Later, when they arrived at the school house to get their meds, I discovered that there aren’t asthma inhalers in the DR. Instead, we had a nebulizer machine, so we were able to administer the 13-year-old one breathing treatment to clear up his wheezing for a few hours, though I was certain that the next day, the wheezing would be back again. I counseled his sister to take him to the hospital immediately if he felt like he couldn’t breathe.
“Lo siento,” I said, as I emerged from the pharmacy unable to provide him with an inhaler.
As I watched them slowly make the walk downhill toward their home, holding small paper bags with two months’ worth of vitamins, I thought about my medical practice in the U.S., the many times I counsel patients with obesity or diabetes or high blood pressure or high cholesterol to eat more fruits and vegetables, and eat less processed/fatty/salty food.

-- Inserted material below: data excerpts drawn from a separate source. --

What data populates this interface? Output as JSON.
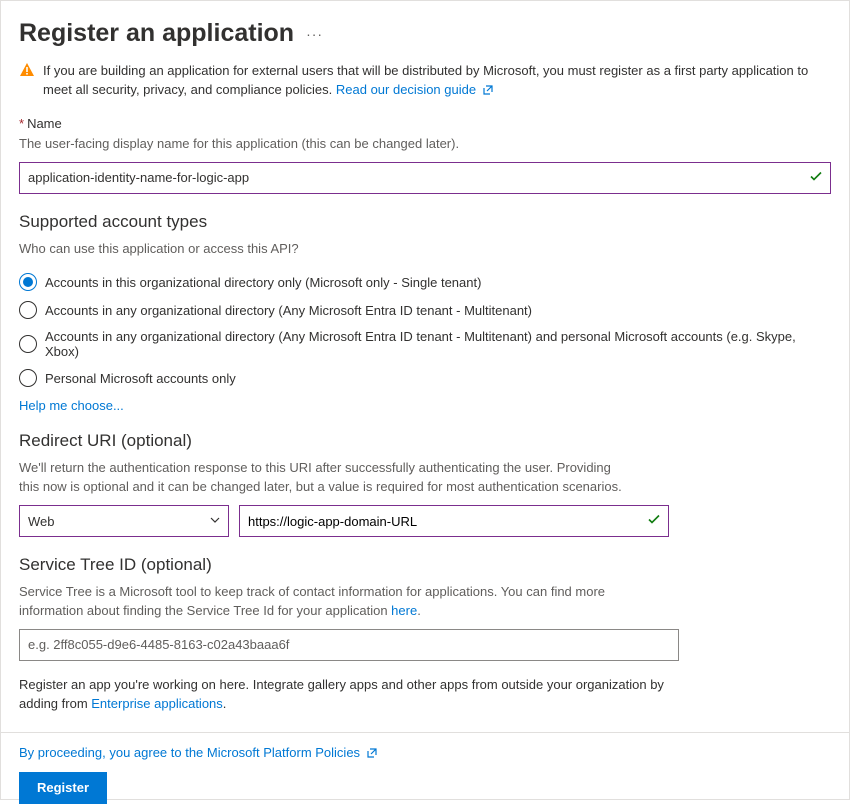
{
  "title": "Register an application",
  "warning": {
    "text": "If you are building an application for external users that will be distributed by Microsoft, you must register as a first party application to meet all security, privacy, and compliance policies. ",
    "link": "Read our decision guide"
  },
  "name_section": {
    "label": "Name",
    "help": "The user-facing display name for this application (this can be changed later).",
    "value": "application-identity-name-for-logic-app"
  },
  "account_types": {
    "heading": "Supported account types",
    "question": "Who can use this application or access this API?",
    "options": [
      "Accounts in this organizational directory only (Microsoft only - Single tenant)",
      "Accounts in any organizational directory (Any Microsoft Entra ID tenant - Multitenant)",
      "Accounts in any organizational directory (Any Microsoft Entra ID tenant - Multitenant) and personal Microsoft accounts (e.g. Skype, Xbox)",
      "Personal Microsoft accounts only"
    ],
    "selected_index": 0,
    "help_link": "Help me choose..."
  },
  "redirect": {
    "heading": "Redirect URI (optional)",
    "help_line1": "We'll return the authentication response to this URI after successfully authenticating the user. Providing",
    "help_line2": "this now is optional and it can be changed later, but a value is required for most authentication scenarios.",
    "platform": "Web",
    "uri_value": "https://logic-app-domain-URL"
  },
  "service_tree": {
    "heading": "Service Tree ID (optional)",
    "help_line1": "Service Tree is a Microsoft tool to keep track of contact information for applications. You can find more",
    "help_line2_pre": "information about finding the Service Tree Id for your application ",
    "help_link": "here",
    "placeholder": "e.g. 2ff8c055-d9e6-4485-8163-c02a43baaa6f"
  },
  "footer": {
    "text_pre": "Register an app you're working on here. Integrate gallery apps and other apps from outside your organization by adding from ",
    "link": "Enterprise applications"
  },
  "proceed": "By proceeding, you agree to the Microsoft Platform Policies",
  "register_button": "Register"
}
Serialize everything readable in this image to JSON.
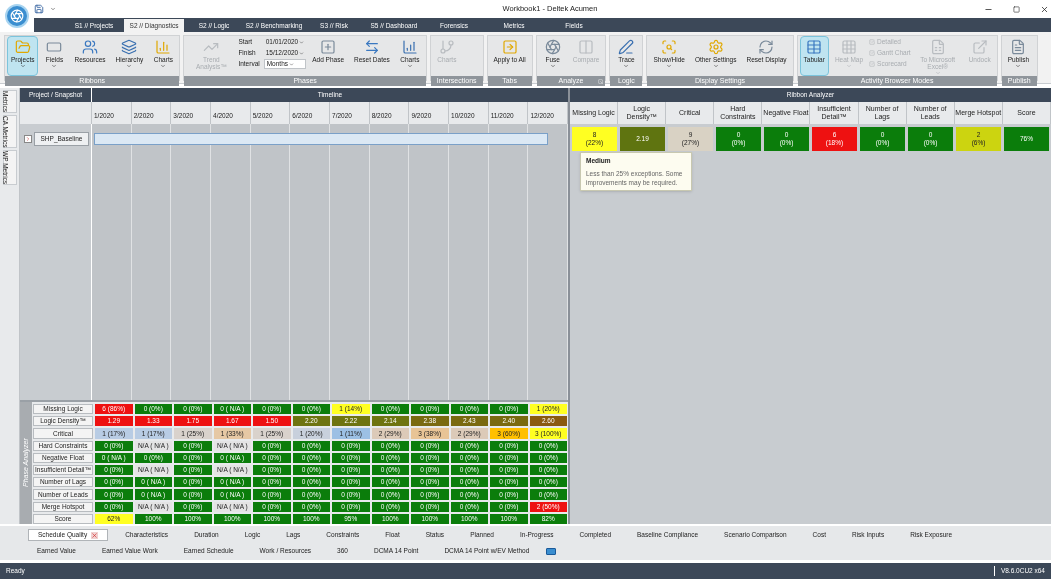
{
  "window": {
    "title": "Workbook1 - Deltek Acumen"
  },
  "menu_tabs": [
    {
      "label": "S1 // Projects",
      "selected": false
    },
    {
      "label": "S2 // Diagnostics",
      "selected": true
    },
    {
      "label": "S2 // Logic",
      "selected": false
    },
    {
      "label": "S2 // Benchmarking",
      "selected": false
    },
    {
      "label": "S3 // Risk",
      "selected": false
    },
    {
      "label": "S5 // Dashboard",
      "selected": false
    },
    {
      "label": "Forensics",
      "selected": false
    },
    {
      "label": "Metrics",
      "selected": false
    },
    {
      "label": "Fields",
      "selected": false
    }
  ],
  "ribbon": [
    {
      "label": "Ribbons",
      "launcher": false,
      "items": [
        {
          "kind": "button",
          "label": "Projects",
          "selected": true,
          "disabled": false,
          "dropdown": true
        },
        {
          "kind": "button",
          "label": "Fields",
          "selected": false,
          "disabled": false,
          "dropdown": true
        },
        {
          "kind": "button",
          "label": "Resources",
          "selected": false,
          "disabled": false,
          "dropdown": false
        },
        {
          "kind": "button",
          "label": "Hierarchy",
          "selected": false,
          "disabled": false,
          "dropdown": true
        },
        {
          "kind": "button",
          "label": "Charts",
          "selected": false,
          "disabled": false,
          "dropdown": true
        }
      ]
    },
    {
      "label": "Phases",
      "launcher": false,
      "items": [
        {
          "kind": "button",
          "label": "Trend Analysis™",
          "selected": false,
          "disabled": true,
          "dropdown": false
        },
        {
          "kind": "dates",
          "fields": [
            {
              "label": "Start",
              "value": "01/01/2020"
            },
            {
              "label": "Finish",
              "value": "15/12/2020"
            },
            {
              "label": "Interval",
              "value": "Months"
            }
          ]
        },
        {
          "kind": "button",
          "label": "Add Phase",
          "selected": false,
          "disabled": false,
          "dropdown": false
        },
        {
          "kind": "button",
          "label": "Reset Dates",
          "selected": false,
          "disabled": false,
          "dropdown": false
        },
        {
          "kind": "button",
          "label": "Charts",
          "selected": false,
          "disabled": false,
          "dropdown": true
        }
      ]
    },
    {
      "label": "Intersections",
      "launcher": false,
      "items": [
        {
          "kind": "button",
          "label": "Charts",
          "selected": false,
          "disabled": true,
          "dropdown": false
        }
      ]
    },
    {
      "label": "Tabs",
      "launcher": false,
      "items": [
        {
          "kind": "button",
          "label": "Apply to All",
          "selected": false,
          "disabled": false,
          "dropdown": false
        }
      ]
    },
    {
      "label": "Analyze",
      "launcher": true,
      "items": [
        {
          "kind": "button",
          "label": "Fuse",
          "selected": false,
          "disabled": false,
          "dropdown": true
        },
        {
          "kind": "button",
          "label": "Compare",
          "selected": false,
          "disabled": true,
          "dropdown": false
        }
      ]
    },
    {
      "label": "Logic",
      "launcher": false,
      "items": [
        {
          "kind": "button",
          "label": "Trace",
          "selected": false,
          "disabled": false,
          "dropdown": true
        }
      ]
    },
    {
      "label": "Display Settings",
      "launcher": false,
      "items": [
        {
          "kind": "button",
          "label": "Show/Hide",
          "selected": false,
          "disabled": false,
          "dropdown": true
        },
        {
          "kind": "button",
          "label": "Other Settings",
          "selected": false,
          "disabled": false,
          "dropdown": true
        },
        {
          "kind": "button",
          "label": "Reset Display",
          "selected": false,
          "disabled": false,
          "dropdown": false
        }
      ]
    },
    {
      "label": "Activity Browser Modes",
      "launcher": false,
      "items": [
        {
          "kind": "button",
          "label": "Tabular",
          "selected": true,
          "disabled": false,
          "dropdown": false
        },
        {
          "kind": "button",
          "label": "Heat Map",
          "selected": false,
          "disabled": true,
          "dropdown": true
        },
        {
          "kind": "checks",
          "items": [
            {
              "label": "Detailed",
              "disabled": true
            },
            {
              "label": "Gantt Chart",
              "disabled": true
            },
            {
              "label": "Scorecard",
              "disabled": true
            }
          ]
        },
        {
          "kind": "button",
          "label": "To Microsoft Excel®",
          "selected": false,
          "disabled": true,
          "dropdown": true
        },
        {
          "kind": "button",
          "label": "Undock",
          "selected": false,
          "disabled": true,
          "dropdown": false
        }
      ]
    },
    {
      "label": "Publish",
      "launcher": false,
      "items": [
        {
          "kind": "button",
          "label": "Publish",
          "selected": false,
          "disabled": false,
          "dropdown": true
        }
      ]
    }
  ],
  "side_tabs": [
    {
      "label": "Metrics"
    },
    {
      "label": "CA Metrics"
    },
    {
      "label": "WP Metrics"
    }
  ],
  "timeline": {
    "project_header": "Project / Snapshot",
    "header": "Timeline",
    "columns": [
      "1/2020",
      "2/2020",
      "3/2020",
      "4/2020",
      "5/2020",
      "6/2020",
      "7/2020",
      "8/2020",
      "9/2020",
      "10/2020",
      "11/2020",
      "12/2020"
    ],
    "projects": [
      {
        "name": "SHP_Baseline",
        "selected": true
      }
    ]
  },
  "phase_analyzer": {
    "label": "Phase Analyzer",
    "rows": [
      {
        "label": "Missing Logic",
        "cells": [
          {
            "text": "6 (86%)",
            "color": "#ee1111"
          },
          {
            "text": "0 (0%)",
            "color": "#0b7d0b"
          },
          {
            "text": "0 (0%)",
            "color": "#0b7d0b"
          },
          {
            "text": "0 ( N/A )",
            "color": "#0b7d0b"
          },
          {
            "text": "0 (0%)",
            "color": "#0b7d0b"
          },
          {
            "text": "0 (0%)",
            "color": "#0b7d0b"
          },
          {
            "text": "1 (14%)",
            "color": "#ffff22"
          },
          {
            "text": "0 (0%)",
            "color": "#0b7d0b"
          },
          {
            "text": "0 (0%)",
            "color": "#0b7d0b"
          },
          {
            "text": "0 (0%)",
            "color": "#0b7d0b"
          },
          {
            "text": "0 (0%)",
            "color": "#0b7d0b"
          },
          {
            "text": "1 (20%)",
            "color": "#ffff22"
          }
        ]
      },
      {
        "label": "Logic Density™",
        "cells": [
          {
            "text": "1.29",
            "color": "#ee1111"
          },
          {
            "text": "1.33",
            "color": "#ee1111"
          },
          {
            "text": "1.75",
            "color": "#ee1111"
          },
          {
            "text": "1.67",
            "color": "#ee1111"
          },
          {
            "text": "1.50",
            "color": "#ee1111"
          },
          {
            "text": "2.20",
            "color": "#6e7410"
          },
          {
            "text": "2.22",
            "color": "#6e7410"
          },
          {
            "text": "2.14",
            "color": "#6e7410"
          },
          {
            "text": "2.38",
            "color": "#7a6a10"
          },
          {
            "text": "2.43",
            "color": "#7a6a10"
          },
          {
            "text": "2.40",
            "color": "#7a6a10"
          },
          {
            "text": "2.60",
            "color": "#8a5a10"
          }
        ]
      },
      {
        "label": "Critical",
        "cells": [
          {
            "text": "1 (17%)",
            "color": "#b8cce4"
          },
          {
            "text": "1 (17%)",
            "color": "#b8cce4"
          },
          {
            "text": "1 (25%)",
            "color": "#d9d2cc"
          },
          {
            "text": "1 (33%)",
            "color": "#e6c8a4"
          },
          {
            "text": "1 (25%)",
            "color": "#d9d2cc"
          },
          {
            "text": "1 (20%)",
            "color": "#c8d0dc"
          },
          {
            "text": "1 (11%)",
            "color": "#9cc0e4"
          },
          {
            "text": "2 (29%)",
            "color": "#dccab8"
          },
          {
            "text": "3 (38%)",
            "color": "#e8c496"
          },
          {
            "text": "2 (29%)",
            "color": "#dccab8"
          },
          {
            "text": "3 (60%)",
            "color": "#ffc000"
          },
          {
            "text": "3 (100%)",
            "color": "#ffff22"
          }
        ]
      },
      {
        "label": "Hard Constraints",
        "cells": [
          {
            "text": "0 (0%)",
            "color": "#0b7d0b"
          },
          {
            "text": "N/A ( N/A )",
            "color": "#e4e4e4"
          },
          {
            "text": "0 (0%)",
            "color": "#0b7d0b"
          },
          {
            "text": "N/A ( N/A )",
            "color": "#e4e4e4"
          },
          {
            "text": "0 (0%)",
            "color": "#0b7d0b"
          },
          {
            "text": "0 (0%)",
            "color": "#0b7d0b"
          },
          {
            "text": "0 (0%)",
            "color": "#0b7d0b"
          },
          {
            "text": "0 (0%)",
            "color": "#0b7d0b"
          },
          {
            "text": "0 (0%)",
            "color": "#0b7d0b"
          },
          {
            "text": "0 (0%)",
            "color": "#0b7d0b"
          },
          {
            "text": "0 (0%)",
            "color": "#0b7d0b"
          },
          {
            "text": "0 (0%)",
            "color": "#0b7d0b"
          }
        ]
      },
      {
        "label": "Negative Float",
        "cells": [
          {
            "text": "0 ( N/A )",
            "color": "#0b7d0b"
          },
          {
            "text": "0 (0%)",
            "color": "#0b7d0b"
          },
          {
            "text": "0 (0%)",
            "color": "#0b7d0b"
          },
          {
            "text": "0 ( N/A )",
            "color": "#0b7d0b"
          },
          {
            "text": "0 (0%)",
            "color": "#0b7d0b"
          },
          {
            "text": "0 (0%)",
            "color": "#0b7d0b"
          },
          {
            "text": "0 (0%)",
            "color": "#0b7d0b"
          },
          {
            "text": "0 (0%)",
            "color": "#0b7d0b"
          },
          {
            "text": "0 (0%)",
            "color": "#0b7d0b"
          },
          {
            "text": "0 (0%)",
            "color": "#0b7d0b"
          },
          {
            "text": "0 (0%)",
            "color": "#0b7d0b"
          },
          {
            "text": "0 (0%)",
            "color": "#0b7d0b"
          }
        ]
      },
      {
        "label": "Insufficient Detail™",
        "cells": [
          {
            "text": "0 (0%)",
            "color": "#0b7d0b"
          },
          {
            "text": "N/A ( N/A )",
            "color": "#e4e4e4"
          },
          {
            "text": "0 (0%)",
            "color": "#0b7d0b"
          },
          {
            "text": "N/A ( N/A )",
            "color": "#e4e4e4"
          },
          {
            "text": "0 (0%)",
            "color": "#0b7d0b"
          },
          {
            "text": "0 (0%)",
            "color": "#0b7d0b"
          },
          {
            "text": "0 (0%)",
            "color": "#0b7d0b"
          },
          {
            "text": "0 (0%)",
            "color": "#0b7d0b"
          },
          {
            "text": "0 (0%)",
            "color": "#0b7d0b"
          },
          {
            "text": "0 (0%)",
            "color": "#0b7d0b"
          },
          {
            "text": "0 (0%)",
            "color": "#0b7d0b"
          },
          {
            "text": "0 (0%)",
            "color": "#0b7d0b"
          }
        ]
      },
      {
        "label": "Number of Lags",
        "cells": [
          {
            "text": "0 (0%)",
            "color": "#0b7d0b"
          },
          {
            "text": "0 ( N/A )",
            "color": "#0b7d0b"
          },
          {
            "text": "0 (0%)",
            "color": "#0b7d0b"
          },
          {
            "text": "0 ( N/A )",
            "color": "#0b7d0b"
          },
          {
            "text": "0 (0%)",
            "color": "#0b7d0b"
          },
          {
            "text": "0 (0%)",
            "color": "#0b7d0b"
          },
          {
            "text": "0 (0%)",
            "color": "#0b7d0b"
          },
          {
            "text": "0 (0%)",
            "color": "#0b7d0b"
          },
          {
            "text": "0 (0%)",
            "color": "#0b7d0b"
          },
          {
            "text": "0 (0%)",
            "color": "#0b7d0b"
          },
          {
            "text": "0 (0%)",
            "color": "#0b7d0b"
          },
          {
            "text": "0 (0%)",
            "color": "#0b7d0b"
          }
        ]
      },
      {
        "label": "Number of Leads",
        "cells": [
          {
            "text": "0 (0%)",
            "color": "#0b7d0b"
          },
          {
            "text": "0 ( N/A )",
            "color": "#0b7d0b"
          },
          {
            "text": "0 (0%)",
            "color": "#0b7d0b"
          },
          {
            "text": "0 ( N/A )",
            "color": "#0b7d0b"
          },
          {
            "text": "0 (0%)",
            "color": "#0b7d0b"
          },
          {
            "text": "0 (0%)",
            "color": "#0b7d0b"
          },
          {
            "text": "0 (0%)",
            "color": "#0b7d0b"
          },
          {
            "text": "0 (0%)",
            "color": "#0b7d0b"
          },
          {
            "text": "0 (0%)",
            "color": "#0b7d0b"
          },
          {
            "text": "0 (0%)",
            "color": "#0b7d0b"
          },
          {
            "text": "0 (0%)",
            "color": "#0b7d0b"
          },
          {
            "text": "0 (0%)",
            "color": "#0b7d0b"
          }
        ]
      },
      {
        "label": "Merge Hotspot",
        "cells": [
          {
            "text": "0 (0%)",
            "color": "#0b7d0b"
          },
          {
            "text": "N/A ( N/A )",
            "color": "#e4e4e4"
          },
          {
            "text": "0 (0%)",
            "color": "#0b7d0b"
          },
          {
            "text": "N/A ( N/A )",
            "color": "#e4e4e4"
          },
          {
            "text": "0 (0%)",
            "color": "#0b7d0b"
          },
          {
            "text": "0 (0%)",
            "color": "#0b7d0b"
          },
          {
            "text": "0 (0%)",
            "color": "#0b7d0b"
          },
          {
            "text": "0 (0%)",
            "color": "#0b7d0b"
          },
          {
            "text": "0 (0%)",
            "color": "#0b7d0b"
          },
          {
            "text": "0 (0%)",
            "color": "#0b7d0b"
          },
          {
            "text": "0 (0%)",
            "color": "#0b7d0b"
          },
          {
            "text": "2 (50%)",
            "color": "#ee1111"
          }
        ]
      },
      {
        "label": "Score",
        "cells": [
          {
            "text": "62%",
            "color": "#ffff22"
          },
          {
            "text": "100%",
            "color": "#0b7d0b"
          },
          {
            "text": "100%",
            "color": "#0b7d0b"
          },
          {
            "text": "100%",
            "color": "#0b7d0b"
          },
          {
            "text": "100%",
            "color": "#0b7d0b"
          },
          {
            "text": "100%",
            "color": "#0b7d0b"
          },
          {
            "text": "95%",
            "color": "#0b7d0b"
          },
          {
            "text": "100%",
            "color": "#0b7d0b"
          },
          {
            "text": "100%",
            "color": "#0b7d0b"
          },
          {
            "text": "100%",
            "color": "#0b7d0b"
          },
          {
            "text": "100%",
            "color": "#0b7d0b"
          },
          {
            "text": "82%",
            "color": "#0b7d0b"
          }
        ]
      }
    ]
  },
  "ribbon_analyzer": {
    "header": "Ribbon Analyzer",
    "columns": [
      "Missing Logic",
      "Logic Density™",
      "Critical",
      "Hard Constraints",
      "Negative Float",
      "Insufficient Detail™",
      "Number of Lags",
      "Number of Leads",
      "Merge Hotspot",
      "Score"
    ],
    "cells": [
      {
        "value": "8",
        "percent": "(22%)",
        "color": "#ffff22"
      },
      {
        "value": "2.19",
        "color": "#5f7410"
      },
      {
        "value": "9",
        "percent": "(27%)",
        "color": "#d9d2c4"
      },
      {
        "value": "0",
        "percent": "(0%)",
        "color": "#0b7d0b"
      },
      {
        "value": "0",
        "percent": "(0%)",
        "color": "#0b7d0b"
      },
      {
        "value": "6",
        "percent": "(18%)",
        "color": "#ee1111"
      },
      {
        "value": "0",
        "percent": "(0%)",
        "color": "#0b7d0b"
      },
      {
        "value": "0",
        "percent": "(0%)",
        "color": "#0b7d0b"
      },
      {
        "value": "2",
        "percent": "(6%)",
        "color": "#ccd410"
      },
      {
        "value": "76%",
        "color": "#0b7d0b"
      }
    ],
    "tooltip": {
      "title": "Medium",
      "text": "Less than 25% exceptions. Some improvements may be required."
    }
  },
  "bottom_tabs": [
    [
      {
        "label": "Schedule Quality",
        "selected": true
      },
      {
        "label": "Characteristics",
        "selected": false
      },
      {
        "label": "Duration",
        "selected": false
      },
      {
        "label": "Logic",
        "selected": false
      },
      {
        "label": "Lags",
        "selected": false
      },
      {
        "label": "Constraints",
        "selected": false
      },
      {
        "label": "Float",
        "selected": false
      },
      {
        "label": "Status",
        "selected": false
      },
      {
        "label": "Planned",
        "selected": false
      },
      {
        "label": "In-Progress",
        "selected": false
      },
      {
        "label": "Completed",
        "selected": false
      },
      {
        "label": "Baseline Compliance",
        "selected": false
      },
      {
        "label": "Scenario Comparison",
        "selected": false
      },
      {
        "label": "Cost",
        "selected": false
      },
      {
        "label": "Risk Inputs",
        "selected": false
      },
      {
        "label": "Risk Exposure",
        "selected": false
      }
    ],
    [
      {
        "label": "Earned Value",
        "selected": false
      },
      {
        "label": "Earned Value Work",
        "selected": false
      },
      {
        "label": "Earned Schedule",
        "selected": false
      },
      {
        "label": "Work / Resources",
        "selected": false
      },
      {
        "label": "360",
        "selected": false
      },
      {
        "label": "DCMA 14 Point",
        "selected": false
      },
      {
        "label": "DCMA 14 Point w/EV Method",
        "selected": false
      }
    ]
  ],
  "status_bar": {
    "left": "Ready",
    "right": "V8.6.0CU2 x64"
  }
}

And often, patients didn’t comply — not because they couldn’t afford a bag of frozen spinach or because they didn’t have access to blueberries, but because they choose not to, assuming that if their health continued to deteriorate, they would simply take more pills to counteract the effects of their poor dietary choices.
I have also taken care of asthmatics in the U.S. who let their prescriptions lapse — not because they can’t afford the medication, but because they simply choose not to make time to go to the pharmacy.
Having the ability to choose not to be healthy is much different from so many people in the developing world who can’t eat healthy, and can’t take the medicines they need, not matter how much they want to.
What do we do for them? I wondered, as we packed up the clinic bags and prepared to drive back to San Juan.
What do we do about us?
And what does it take for us to go from sientos to solutions?